Bewaffnete Widerstandsgruppen machen den NATO-Truppen in Afghanistan immer mehr zu schaffen

Von Rüdiger Göbel *

Am Mittwoch (16. Juli) sahen sich US-Truppen nach schweren Verlusten gezwungen, eine gerade erst errichtete Militärstellung im östlichen Grenzgebiet zu Pakistan wieder zu räumen. »Wir haben unseren Posten im Dorf Wanat aufgegeben«, erklärte NATO-Sprecher Mark Laity gestern. Rund 200 schwerbewaffnete Taliban-Kämpfer hatten sich dort am Sonntag über Stunden Gefechte mit den Besatzern geliefert. Die rund 45 US-Soldaten und 25 Angehörigen der afghanischen Hilfstruppen konnten Presseberichten zufolge nur mit Mühe verhindern, daß sie überrannt werden. Neun US-Soldaten wurden bei den Kämpfen in der Provinz Nuristan getötet, mindestens 15 weitere verletzt.

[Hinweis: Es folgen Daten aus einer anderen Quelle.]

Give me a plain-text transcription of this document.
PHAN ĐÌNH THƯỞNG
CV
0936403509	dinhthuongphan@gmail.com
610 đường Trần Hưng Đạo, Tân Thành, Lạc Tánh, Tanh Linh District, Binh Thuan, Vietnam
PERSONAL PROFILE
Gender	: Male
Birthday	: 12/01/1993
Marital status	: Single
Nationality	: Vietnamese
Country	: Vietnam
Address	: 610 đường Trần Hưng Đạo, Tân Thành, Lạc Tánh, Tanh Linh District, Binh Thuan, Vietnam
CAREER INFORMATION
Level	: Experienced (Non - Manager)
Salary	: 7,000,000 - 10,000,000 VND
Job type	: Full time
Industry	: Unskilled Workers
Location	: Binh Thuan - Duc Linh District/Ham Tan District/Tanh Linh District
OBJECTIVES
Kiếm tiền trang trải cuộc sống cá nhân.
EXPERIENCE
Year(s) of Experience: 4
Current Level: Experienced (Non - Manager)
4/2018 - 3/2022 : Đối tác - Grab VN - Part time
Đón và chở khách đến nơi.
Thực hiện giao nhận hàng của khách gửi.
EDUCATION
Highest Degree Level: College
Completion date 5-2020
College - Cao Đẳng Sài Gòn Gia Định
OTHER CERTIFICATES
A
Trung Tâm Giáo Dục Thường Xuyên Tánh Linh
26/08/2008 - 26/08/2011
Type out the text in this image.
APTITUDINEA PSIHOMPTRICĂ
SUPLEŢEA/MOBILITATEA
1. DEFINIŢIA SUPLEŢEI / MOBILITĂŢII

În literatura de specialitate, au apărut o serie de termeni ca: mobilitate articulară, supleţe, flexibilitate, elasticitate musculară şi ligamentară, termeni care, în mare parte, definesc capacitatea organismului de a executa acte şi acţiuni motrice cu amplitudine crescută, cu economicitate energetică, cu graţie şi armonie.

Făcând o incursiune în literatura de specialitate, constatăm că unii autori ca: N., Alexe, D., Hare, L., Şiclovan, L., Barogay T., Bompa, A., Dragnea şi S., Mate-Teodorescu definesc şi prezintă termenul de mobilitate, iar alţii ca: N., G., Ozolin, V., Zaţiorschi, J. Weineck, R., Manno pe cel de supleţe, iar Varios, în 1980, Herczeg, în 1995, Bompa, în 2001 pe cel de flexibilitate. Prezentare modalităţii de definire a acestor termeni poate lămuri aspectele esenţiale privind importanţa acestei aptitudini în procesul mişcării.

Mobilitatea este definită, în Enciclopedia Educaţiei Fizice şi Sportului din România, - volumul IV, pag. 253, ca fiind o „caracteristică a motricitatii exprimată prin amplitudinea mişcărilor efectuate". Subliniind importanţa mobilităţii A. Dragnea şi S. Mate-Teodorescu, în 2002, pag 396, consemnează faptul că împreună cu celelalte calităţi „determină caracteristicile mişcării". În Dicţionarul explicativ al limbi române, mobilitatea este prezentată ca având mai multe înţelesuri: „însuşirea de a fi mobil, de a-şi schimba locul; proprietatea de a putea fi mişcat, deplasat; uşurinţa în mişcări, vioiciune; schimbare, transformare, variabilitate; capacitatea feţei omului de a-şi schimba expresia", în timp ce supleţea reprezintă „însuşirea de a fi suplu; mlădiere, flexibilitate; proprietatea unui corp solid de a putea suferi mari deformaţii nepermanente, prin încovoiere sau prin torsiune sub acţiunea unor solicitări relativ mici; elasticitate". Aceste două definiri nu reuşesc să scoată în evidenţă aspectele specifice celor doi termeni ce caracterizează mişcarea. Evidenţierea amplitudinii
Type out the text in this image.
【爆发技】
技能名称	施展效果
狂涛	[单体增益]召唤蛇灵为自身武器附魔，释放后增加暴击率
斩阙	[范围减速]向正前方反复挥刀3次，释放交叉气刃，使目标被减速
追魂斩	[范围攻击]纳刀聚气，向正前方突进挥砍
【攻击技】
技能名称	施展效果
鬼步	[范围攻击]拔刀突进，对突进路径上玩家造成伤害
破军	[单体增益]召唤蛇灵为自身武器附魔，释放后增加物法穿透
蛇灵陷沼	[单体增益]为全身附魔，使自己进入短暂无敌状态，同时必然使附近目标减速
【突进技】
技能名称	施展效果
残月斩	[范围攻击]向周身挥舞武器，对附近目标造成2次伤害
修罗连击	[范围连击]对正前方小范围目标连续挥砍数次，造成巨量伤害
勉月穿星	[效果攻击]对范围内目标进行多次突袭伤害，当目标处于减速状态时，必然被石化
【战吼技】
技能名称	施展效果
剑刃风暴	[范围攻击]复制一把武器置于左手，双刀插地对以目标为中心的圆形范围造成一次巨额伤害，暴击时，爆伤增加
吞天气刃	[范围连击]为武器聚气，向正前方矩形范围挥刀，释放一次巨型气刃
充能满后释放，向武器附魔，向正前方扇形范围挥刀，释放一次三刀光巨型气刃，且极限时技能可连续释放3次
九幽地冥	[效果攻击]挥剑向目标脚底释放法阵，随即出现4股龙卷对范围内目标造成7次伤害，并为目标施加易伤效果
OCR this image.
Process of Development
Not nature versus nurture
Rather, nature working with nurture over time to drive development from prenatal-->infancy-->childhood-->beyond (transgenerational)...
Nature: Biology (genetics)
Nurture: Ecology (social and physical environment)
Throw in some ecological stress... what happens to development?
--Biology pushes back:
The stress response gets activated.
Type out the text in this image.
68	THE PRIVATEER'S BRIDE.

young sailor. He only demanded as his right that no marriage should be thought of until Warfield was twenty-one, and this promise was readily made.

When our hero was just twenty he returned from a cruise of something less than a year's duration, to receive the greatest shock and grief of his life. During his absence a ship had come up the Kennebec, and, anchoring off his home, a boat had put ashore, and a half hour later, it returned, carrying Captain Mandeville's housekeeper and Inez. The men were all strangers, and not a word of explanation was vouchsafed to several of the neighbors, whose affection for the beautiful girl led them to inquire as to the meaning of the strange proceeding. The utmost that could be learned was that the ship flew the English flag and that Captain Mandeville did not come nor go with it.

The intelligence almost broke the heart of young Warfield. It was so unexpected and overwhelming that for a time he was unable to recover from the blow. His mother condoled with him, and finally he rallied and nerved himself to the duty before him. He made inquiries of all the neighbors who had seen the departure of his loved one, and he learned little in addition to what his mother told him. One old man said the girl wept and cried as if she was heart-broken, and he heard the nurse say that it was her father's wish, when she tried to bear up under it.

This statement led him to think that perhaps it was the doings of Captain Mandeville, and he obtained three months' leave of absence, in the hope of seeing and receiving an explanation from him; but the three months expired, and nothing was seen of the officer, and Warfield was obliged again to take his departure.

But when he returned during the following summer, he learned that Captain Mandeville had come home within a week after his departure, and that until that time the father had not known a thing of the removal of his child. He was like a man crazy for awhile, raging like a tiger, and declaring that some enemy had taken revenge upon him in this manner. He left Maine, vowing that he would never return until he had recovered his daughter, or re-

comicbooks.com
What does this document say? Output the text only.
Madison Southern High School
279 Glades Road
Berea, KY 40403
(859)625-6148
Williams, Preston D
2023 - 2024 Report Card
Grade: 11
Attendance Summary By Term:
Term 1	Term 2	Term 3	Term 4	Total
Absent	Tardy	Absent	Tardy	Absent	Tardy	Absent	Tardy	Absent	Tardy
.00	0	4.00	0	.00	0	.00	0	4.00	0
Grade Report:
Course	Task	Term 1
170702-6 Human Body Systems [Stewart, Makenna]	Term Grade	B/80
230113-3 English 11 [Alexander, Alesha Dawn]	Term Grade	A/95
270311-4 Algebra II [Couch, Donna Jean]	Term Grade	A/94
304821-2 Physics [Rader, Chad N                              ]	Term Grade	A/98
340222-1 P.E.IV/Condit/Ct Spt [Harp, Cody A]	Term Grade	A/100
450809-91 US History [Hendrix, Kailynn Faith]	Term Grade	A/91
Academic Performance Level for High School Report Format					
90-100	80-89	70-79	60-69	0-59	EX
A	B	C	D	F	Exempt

Auch in den Provinzen Kandahar und Paktia gibt es schwere Gefechte. NATO-Angaben zufolge wurden am Mittwoch »mindestens zwölf Aufständische« getötet, unter ihnen ein lokaler Taliban-Kommandeur. In der Provinz Helmand wurde laut afghanischer Polizei bei einem Selbstmordanschlag ein Zivilist getötet, sechs weitere erlitten Verletzungen.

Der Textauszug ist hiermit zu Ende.